I remember George Lichtheim telling us that he liked Guy Debord’s  Chapter IV of La Societe du spectacle , the one about the proletariat as subject and as representation. The chapter about history..”Why don’t you try the NLR , they might want to do it”. said George. We told him that we did not think that the NLR would take it on. We had seen their output, it was grim stuff, all althusserian. It still is!

At that time we were translating The Veritable Split in the International -public circular- of the Situationist International. It was the last book of the SI. As Colin Carsten’s  parents were away we were staying at their house in Reddington road in London. It made a difference from our tiny “flat”. The bathroom was twice as big as our room!  George  Lichtheim lived upstairs. One time he came down in his dressing gown to the kitchen, to make some tea or something similar, it was around midnight, it was bible pitchblack outside.

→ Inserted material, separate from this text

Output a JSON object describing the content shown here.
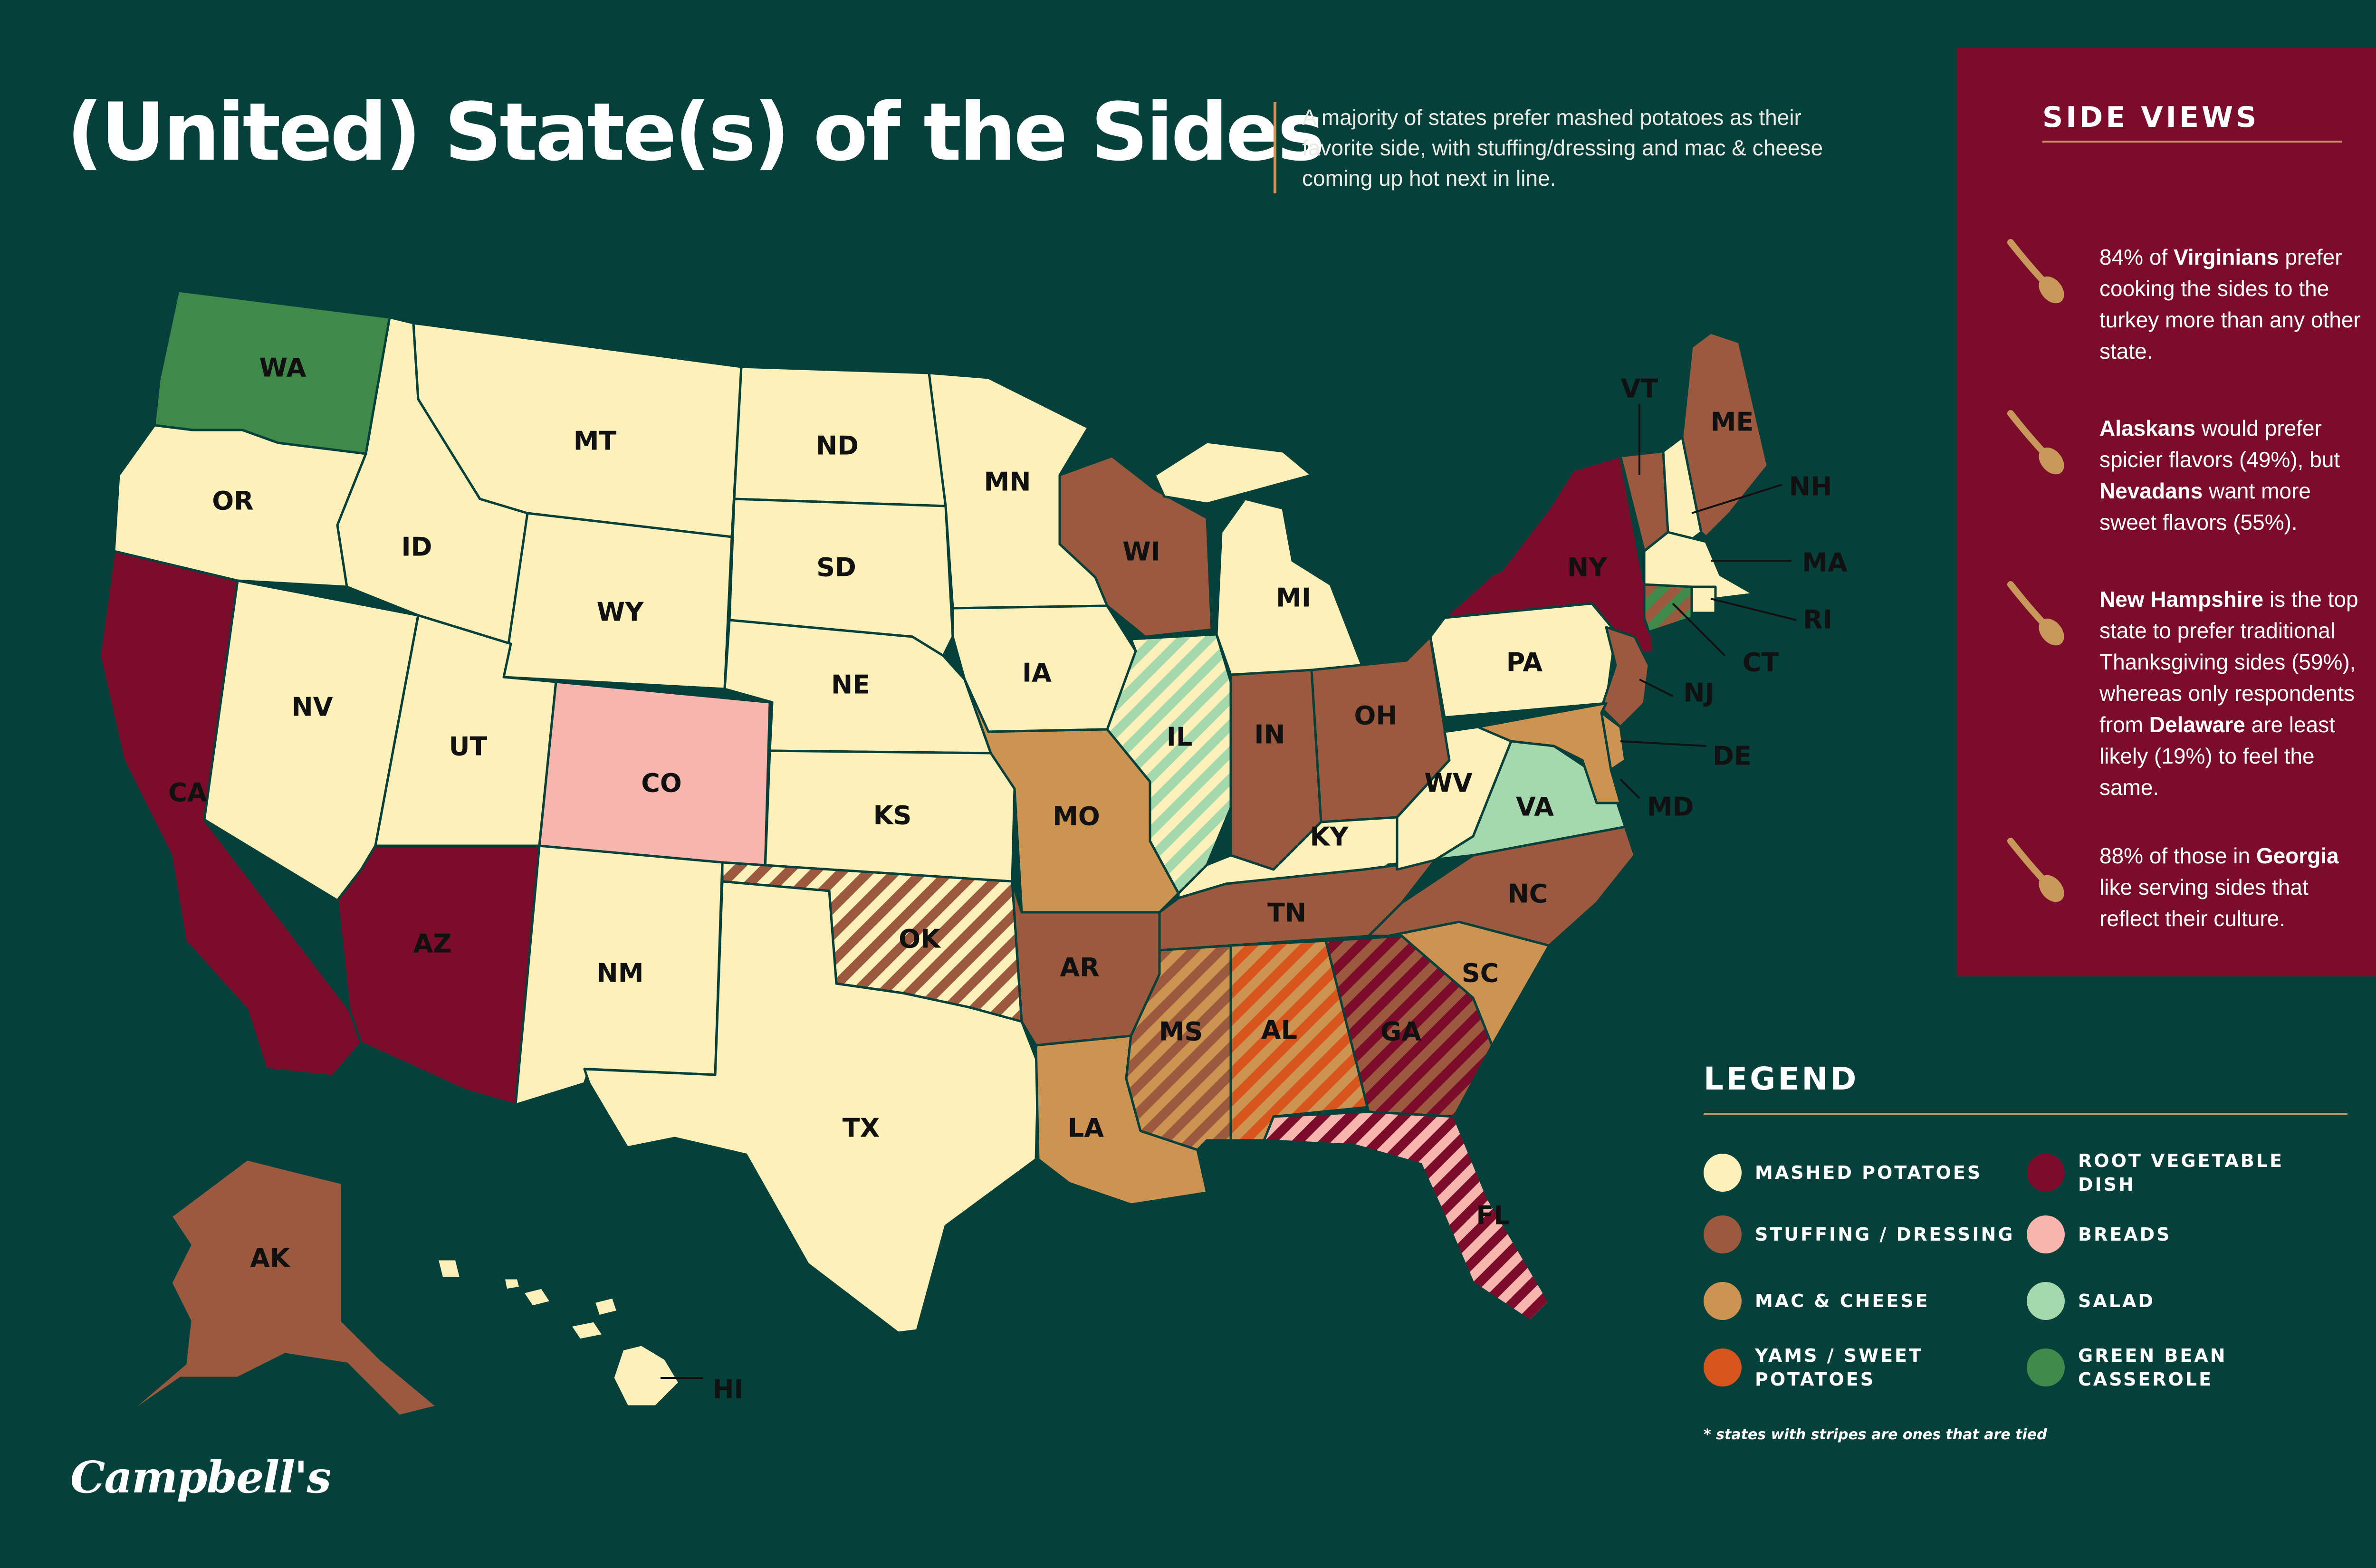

He asked us what we were doing -he could see papers , dictionaries, books on the table-, we told him were translating a book. Which one? he said. So we told him. He replied: “It is a terrible book.”. We told him we were splitting from that horrible world. Drastic stuff. George said goodnight and went upstairs to his abode.

George Lichtheim was kind, intelligent, a cultured man you don’t meet everyday.  You could always talk to him about anything. His dilemma was he loved a woman who did not want him. Then Colin’s parents were on their wayback, so we retreated to our Ladbroke road one room flat.

A few months later Colin told us that George had taken his life. That was a tragedy and a waste . What a harsh system we live under. I salute his memory here. People can use insights from Lichtheim, Marcuse, Horkheimer, Pollock, Adorno, Lukacs, But you have to criticize them. It is the same with Guy Debord. Moishe Postone in his book Time, labor and social domination  has made good use of those mentioned, especially those I speak to start with.

That is the misery of the NLR – they don’t criticize the shortcomings of their sacred cows or shall I say bulls. It is no good enough, it does not help anyone.

written as part of The Memoirs of a Situationist Drummer  on the 17 of February 2010, by M.P.W. Prigent.